Ibercaja sold its first benchmark covered bond in six years today (Monday), attracting over Eu1.25bn of orders to a Eu500m seven year cédulas that was deemed as offering an “interesting” pick-up versus top tier Spanish issuers, while expectations for further supply are modest.

The deal is Ibercaja’s first benchmark cédulas since 2010, when it sold a Eu500m April 2015 issue, and also the first benchmark covered bond from Spain in over four months, with the last being a Eu1bn eight year cédulas for Banco Sabadell at 40bp over mid-swaps on 2 June.

Following investor meetings at the end of last week, Ibercaja Banco leads Crédit Agricole, Commerzbank, HSBC and Natixis launched the Eu500m no-grow seven year cédulas hipotecarias this morning with guidance of the 25bp-28bp over mid-swaps area. Guidance was then revised to the 23bp area, plus or minus 1bp will price within range, on the back of books above Eu1bn. The spread was then fixed at 22bp, with the book closing at above Eu1.25bn.

“It’s clearly gone well, for what is essentially a debut and for what could have been a relatively tricky name,” said a syndicate banker away from the leads. “It’s a decent outcome, even if the price looks generous compared to secondaries.”

Bankers said it is difficult to calculate fair value for the new issue, given Ibercaja’s long absence from the market and a lack of similarly rated cédulas.

Syndicate officials at the leads cited Bankia March 2023s, which like Ibercaja’s issuance are rated single-A, as the most relevant comparables, seeing them quoted at 4bp, mid. Ibercaja’s cédulas are rated A2 by Moody’s and A+ by Standard & Poor’s, whereas Bankia’s are rated A+ by S&P and A by Fitch.

Prior to the deal, bankers had suggested that Ibercaja’s return would likely offer some spread pick-up versus the top tier Spanish issuers, most of which have higher covered bond ratings. Syndicate bankers at Ibercaja’s leads cited 2023 paper from CaixaBank at flat, mid, and BBVA at minus 4bp, and 2024s from Caja Rural de Castilla-La Mancha at 7bp and Sabadell at 6bp. The cédulas of each are rated Aa2 by Moody’s.

“That pick-up no doubt helped make the deal more interesting to investors,” said a banker away from Ibercaja’s leads. “We’re still in a situation where anything with a bit more spread and a bit more yield should go well.”

Bankers noted that the pricing of the deal was roughly in line with that of a Eu750m eight year OBG for Italy’s Cariparma on Wednesday, which was sold as part of a dual tranche issue, alongside a Eu750m 15 year tranche. The eight year OBG was priced at 21bp and seen trading around 2bp tighter today.

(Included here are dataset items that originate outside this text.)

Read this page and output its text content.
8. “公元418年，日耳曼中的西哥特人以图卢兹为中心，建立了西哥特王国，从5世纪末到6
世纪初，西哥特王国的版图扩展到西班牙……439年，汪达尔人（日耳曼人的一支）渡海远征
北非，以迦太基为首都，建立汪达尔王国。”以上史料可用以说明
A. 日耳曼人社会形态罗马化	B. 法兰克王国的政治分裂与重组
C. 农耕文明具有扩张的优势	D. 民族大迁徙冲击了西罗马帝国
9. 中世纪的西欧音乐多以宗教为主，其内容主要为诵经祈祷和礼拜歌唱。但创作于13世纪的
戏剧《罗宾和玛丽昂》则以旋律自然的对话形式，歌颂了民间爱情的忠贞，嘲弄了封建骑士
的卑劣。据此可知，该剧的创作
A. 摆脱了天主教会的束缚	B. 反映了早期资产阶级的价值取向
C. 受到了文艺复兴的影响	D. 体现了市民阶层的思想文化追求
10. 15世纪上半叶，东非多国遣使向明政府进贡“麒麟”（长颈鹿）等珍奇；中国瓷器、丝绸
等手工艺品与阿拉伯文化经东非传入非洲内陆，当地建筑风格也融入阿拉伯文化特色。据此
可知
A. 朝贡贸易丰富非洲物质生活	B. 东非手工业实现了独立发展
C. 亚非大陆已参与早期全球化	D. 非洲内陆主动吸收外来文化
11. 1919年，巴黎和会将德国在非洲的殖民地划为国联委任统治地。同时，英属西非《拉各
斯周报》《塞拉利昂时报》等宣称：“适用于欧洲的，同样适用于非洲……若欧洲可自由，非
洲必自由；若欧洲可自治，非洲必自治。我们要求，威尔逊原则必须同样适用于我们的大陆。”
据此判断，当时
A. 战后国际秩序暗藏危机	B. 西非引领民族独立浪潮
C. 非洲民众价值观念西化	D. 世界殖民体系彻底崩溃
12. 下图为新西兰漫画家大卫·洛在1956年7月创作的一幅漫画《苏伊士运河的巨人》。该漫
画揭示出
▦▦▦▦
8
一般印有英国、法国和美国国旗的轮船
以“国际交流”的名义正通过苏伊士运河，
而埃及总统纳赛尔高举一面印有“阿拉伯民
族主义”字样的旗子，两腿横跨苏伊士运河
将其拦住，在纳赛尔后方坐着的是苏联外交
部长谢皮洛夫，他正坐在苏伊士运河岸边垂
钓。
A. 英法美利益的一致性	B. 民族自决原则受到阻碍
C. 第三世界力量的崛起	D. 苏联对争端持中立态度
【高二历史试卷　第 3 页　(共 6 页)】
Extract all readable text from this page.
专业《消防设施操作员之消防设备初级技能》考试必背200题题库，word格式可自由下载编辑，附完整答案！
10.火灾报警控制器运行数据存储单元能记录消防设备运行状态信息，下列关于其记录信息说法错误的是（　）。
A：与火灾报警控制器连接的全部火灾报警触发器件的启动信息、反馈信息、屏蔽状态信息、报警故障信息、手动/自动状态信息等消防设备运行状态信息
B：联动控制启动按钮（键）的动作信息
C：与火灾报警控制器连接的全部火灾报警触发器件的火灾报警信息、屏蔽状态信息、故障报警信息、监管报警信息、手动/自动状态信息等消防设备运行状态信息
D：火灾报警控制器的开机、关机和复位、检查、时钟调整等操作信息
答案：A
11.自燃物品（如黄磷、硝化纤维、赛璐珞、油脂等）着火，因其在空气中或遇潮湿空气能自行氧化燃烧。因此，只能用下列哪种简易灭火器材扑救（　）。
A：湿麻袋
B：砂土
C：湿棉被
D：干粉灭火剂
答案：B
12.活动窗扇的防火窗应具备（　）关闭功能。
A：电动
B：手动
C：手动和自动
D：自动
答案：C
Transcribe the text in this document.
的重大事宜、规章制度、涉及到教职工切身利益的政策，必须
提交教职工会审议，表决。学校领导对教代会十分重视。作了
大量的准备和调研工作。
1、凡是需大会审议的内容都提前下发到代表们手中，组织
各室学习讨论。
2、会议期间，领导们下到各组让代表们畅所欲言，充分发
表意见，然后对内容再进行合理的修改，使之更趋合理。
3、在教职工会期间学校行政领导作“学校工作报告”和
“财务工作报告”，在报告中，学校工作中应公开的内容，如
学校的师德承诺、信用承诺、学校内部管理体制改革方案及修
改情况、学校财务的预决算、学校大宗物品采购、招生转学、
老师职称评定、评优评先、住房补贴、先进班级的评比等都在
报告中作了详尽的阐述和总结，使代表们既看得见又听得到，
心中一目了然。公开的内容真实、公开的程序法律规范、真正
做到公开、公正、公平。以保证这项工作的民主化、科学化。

Bankers expect more covered bond supply this week, but noted that the visible pipeline is relatively thin, with only PKO Bank Hipoteczny and DBS Bank among the issuers that have announced mandates and are likely to be in a position to enter the market this week.

PKO Bank Hipoteczny will on Wednesday conclude a roadshow ahead of a potential euro-denominated debut, while a first euro benchmark from DBS is also awaited, after it completed a roadshow last month.

“There’s more to come,” said a syndicate banker, “but it still looks like being a more modest October than we’re used to.”